- Born: September 9, 1882 Ytterlännäs, Sweden
- Died: March 7, 1949 (aged 66) Fagersta, Sweden
- Education: University of Chicago (1904)
- Occupation: Sports writer
- Spouses: ; Jenny Katarina Wågberg ​ ​(m. 1909⁠–⁠1927)​ ; Bertha Debora Engström ​ ​(m. 1929⁠–⁠1949)​
- Parent(s): Johanna Winblad (1859–1916) Per Olof Bernhard Wahlberg (1852–1927)
- Relatives: Frideborg Winblad, aunt

= David Emanuel Wahlberg =

David Emanuel Wahlberg (September 9, 1882 – March 7, 1949) was a Swedish sports writer and editor who covered the 1912 Summer Olympics. He became president of the sports organization LAIF from 1937 to 1939. Later in life he was the Lutheran minister in Långsele, Sweden.

==Biography==
He was born on September 9, 1882, in Ytterlännäs, Sweden to Johanna Winblad (1859–1916) and Per Olof Bernhard Wahlberg (1852–1927).

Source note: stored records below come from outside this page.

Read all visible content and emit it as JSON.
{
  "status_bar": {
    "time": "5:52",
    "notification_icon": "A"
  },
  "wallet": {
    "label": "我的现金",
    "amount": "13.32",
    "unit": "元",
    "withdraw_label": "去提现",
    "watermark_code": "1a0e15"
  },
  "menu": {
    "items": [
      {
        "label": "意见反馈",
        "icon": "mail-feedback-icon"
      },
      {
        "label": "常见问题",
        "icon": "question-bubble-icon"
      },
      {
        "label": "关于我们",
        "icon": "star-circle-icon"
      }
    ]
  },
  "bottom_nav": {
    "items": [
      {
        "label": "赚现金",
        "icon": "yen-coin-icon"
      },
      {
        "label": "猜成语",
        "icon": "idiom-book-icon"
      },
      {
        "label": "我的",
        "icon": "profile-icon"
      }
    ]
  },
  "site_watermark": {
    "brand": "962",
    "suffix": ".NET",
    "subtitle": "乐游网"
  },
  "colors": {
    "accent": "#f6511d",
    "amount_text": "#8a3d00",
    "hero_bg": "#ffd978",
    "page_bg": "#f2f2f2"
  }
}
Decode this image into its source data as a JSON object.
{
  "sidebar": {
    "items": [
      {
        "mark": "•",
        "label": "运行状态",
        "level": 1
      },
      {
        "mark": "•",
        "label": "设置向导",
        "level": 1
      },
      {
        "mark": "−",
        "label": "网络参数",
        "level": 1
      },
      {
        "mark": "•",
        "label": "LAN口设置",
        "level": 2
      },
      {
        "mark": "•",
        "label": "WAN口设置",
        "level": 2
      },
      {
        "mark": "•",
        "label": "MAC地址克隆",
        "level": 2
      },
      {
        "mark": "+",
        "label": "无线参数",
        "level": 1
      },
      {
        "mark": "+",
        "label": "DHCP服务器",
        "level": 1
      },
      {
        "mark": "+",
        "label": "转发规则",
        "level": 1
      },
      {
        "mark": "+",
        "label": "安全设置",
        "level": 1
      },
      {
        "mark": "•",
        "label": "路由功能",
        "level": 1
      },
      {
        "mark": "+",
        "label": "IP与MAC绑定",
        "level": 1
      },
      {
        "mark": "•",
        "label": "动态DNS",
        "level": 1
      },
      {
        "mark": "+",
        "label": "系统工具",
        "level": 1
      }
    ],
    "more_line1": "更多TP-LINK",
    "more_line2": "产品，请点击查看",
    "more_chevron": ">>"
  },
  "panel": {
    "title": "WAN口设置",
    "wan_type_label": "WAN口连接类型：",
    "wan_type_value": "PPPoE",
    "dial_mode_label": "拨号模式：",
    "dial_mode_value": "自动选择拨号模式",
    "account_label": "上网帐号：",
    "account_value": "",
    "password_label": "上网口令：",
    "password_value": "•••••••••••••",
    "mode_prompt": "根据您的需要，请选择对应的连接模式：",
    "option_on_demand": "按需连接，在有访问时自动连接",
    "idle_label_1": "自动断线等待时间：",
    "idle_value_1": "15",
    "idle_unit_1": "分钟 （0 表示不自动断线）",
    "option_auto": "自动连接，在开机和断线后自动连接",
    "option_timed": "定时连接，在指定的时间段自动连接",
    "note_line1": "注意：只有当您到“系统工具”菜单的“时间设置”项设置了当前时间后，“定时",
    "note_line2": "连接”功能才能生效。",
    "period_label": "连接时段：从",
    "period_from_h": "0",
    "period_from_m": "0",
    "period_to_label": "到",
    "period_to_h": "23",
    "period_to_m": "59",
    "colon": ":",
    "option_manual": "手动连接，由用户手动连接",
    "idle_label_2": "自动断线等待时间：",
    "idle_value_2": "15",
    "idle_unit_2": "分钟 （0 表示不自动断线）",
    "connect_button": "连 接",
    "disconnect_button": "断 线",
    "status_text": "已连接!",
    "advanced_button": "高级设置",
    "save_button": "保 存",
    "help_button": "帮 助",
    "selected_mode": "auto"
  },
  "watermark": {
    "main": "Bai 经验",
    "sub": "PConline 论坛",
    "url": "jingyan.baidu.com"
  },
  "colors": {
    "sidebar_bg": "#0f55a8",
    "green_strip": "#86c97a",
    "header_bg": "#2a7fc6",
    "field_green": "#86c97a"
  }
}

He attended college in Sweden and graduated in 1901 then studied at the University of Chicago and received his Master of Arts in Romance 1904. He then attended Augustana College in 1905. He returned to Sweden and worked as a language teacher and journalist until 1916. He was ordained and then worked as a minister in Sundsvall. In 1923 or 1924 he became the pastor in Buenos Aires, Argentina. On September 15, 1927, his wife Jenny Katarina Wågberg died and on February 28, 1929, he left Argentina with his four children and returned to Sweden where he married his housekeeper, Bertha Debora Engström. He worked for a few different congregations until 1936 when he moved to Långsele. In 1942 he wrote 	A history of the Långsele parish school system: 1842-1942 with Torsten Sundvall and Urban Öland. Wahlberg died on March 7, 1949, in Fagersta, Sweden.